With investors, and this includes banks, limiting their exposures to what they can afford to lose, it is easy to clean up the financial system after bubbles occur.  The investors recognize their losses and transparency allows everyone in the market to confirm this has occurred.

As I said earlier, transparency does not prevent asset bubbles.  This was shown by Vernon Smith in a behavioral economics experiment.

He set up a lab experiment in which participants traded a perishable commodity of use. He found—as expected—that the lab trading quickly converged on the “efficient” market price.
Almost three decades passed when in the 1980s he decided to conduct a similar experiment in which the object traded would be a financial asset (Gjerstad and Smith 2014). He expected a similar efficient market outcome. The financial asset was as transparent as you could get: a series of cash payments that amounted to a fully advertised determinant sum by the end of the trading period. Smith expected that the lab participants would trade this asset quickly at its known fundamental value.
But they did not. To his great surprise, in every experiment, after brief oscillations around fundamental value, the participants bid the asset price above that value higher and higher. Of course, since the determinant cash value of the asset would be received by the end of the trading session, at some point the traded price crashed to its fundamental value.
Vernon Smith was surprised. Everyone was surprised. The experiment has been repeated well over 400 times. It has been repeated with students, with butchers, bakers, and candlestick makers, with captains of industry and captains of finance. They all bid the price well above known fundamental value. This excess in the price above fundamental value known with certainty Smith terms a “bubble.”
Smith concludes that this can only happen if people instinctively have adaptive short-term expectations, which he calls “myopic rational expectations” (Gjerstad and Smith 2014). To this he adds a natural propensity to “herd.” Once prices start to rise above a known fundamental value, market participants chase the rising trend on the assumption that the other guy will do so for long enough to sell to him at a profit. Such a revelation about real-world behavior proves the general equilibrium postulate of rationality is an academic economist’s plaything and nothing more.

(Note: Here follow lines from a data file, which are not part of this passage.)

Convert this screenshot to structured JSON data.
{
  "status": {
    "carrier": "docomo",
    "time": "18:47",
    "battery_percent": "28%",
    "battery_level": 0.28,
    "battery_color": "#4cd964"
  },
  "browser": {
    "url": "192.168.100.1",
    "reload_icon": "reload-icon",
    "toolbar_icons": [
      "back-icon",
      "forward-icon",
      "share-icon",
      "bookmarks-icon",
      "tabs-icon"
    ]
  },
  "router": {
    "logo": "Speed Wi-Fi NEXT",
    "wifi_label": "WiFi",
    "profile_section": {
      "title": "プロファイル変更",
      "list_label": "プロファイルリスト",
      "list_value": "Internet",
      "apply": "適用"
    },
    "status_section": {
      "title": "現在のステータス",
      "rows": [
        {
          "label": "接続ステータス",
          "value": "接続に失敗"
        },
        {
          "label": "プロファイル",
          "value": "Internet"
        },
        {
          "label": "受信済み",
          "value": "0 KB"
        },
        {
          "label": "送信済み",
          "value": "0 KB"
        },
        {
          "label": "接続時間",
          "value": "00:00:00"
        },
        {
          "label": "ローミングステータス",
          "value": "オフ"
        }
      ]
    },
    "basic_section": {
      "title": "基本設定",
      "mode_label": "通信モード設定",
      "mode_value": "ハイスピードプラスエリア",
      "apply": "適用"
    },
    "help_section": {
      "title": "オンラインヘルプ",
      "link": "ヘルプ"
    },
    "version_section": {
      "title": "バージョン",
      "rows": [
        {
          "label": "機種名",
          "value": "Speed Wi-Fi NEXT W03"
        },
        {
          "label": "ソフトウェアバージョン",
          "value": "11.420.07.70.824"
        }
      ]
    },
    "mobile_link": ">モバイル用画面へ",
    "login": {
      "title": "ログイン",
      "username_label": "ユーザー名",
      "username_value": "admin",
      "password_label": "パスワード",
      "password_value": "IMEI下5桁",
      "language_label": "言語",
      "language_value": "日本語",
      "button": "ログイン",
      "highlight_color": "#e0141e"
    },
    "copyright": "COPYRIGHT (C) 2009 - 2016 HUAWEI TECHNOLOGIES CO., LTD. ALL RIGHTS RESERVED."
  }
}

There is one last important discovery from Vernon Smith. After the bubble in the first lab experiment crashed, Smith replayed the trading game with the same participants a second time. Once again a bubble emerged, but with only part of the amplitude and duration of the original one. When the trading experiment was run a third time there was no bubble behavior whatsoever. Smith concludes after repeated crashes there is “learning” that bubbles burst (Gjerstad and Smith 2014), and the propensity to play the bubble game is extinguished. It is fascinating that Edward Chancellor (2009) has looked at 12 of history’s real-world bubbles and has found that the same pattern of bubble/echo bubble/no bubble has emerged in every case.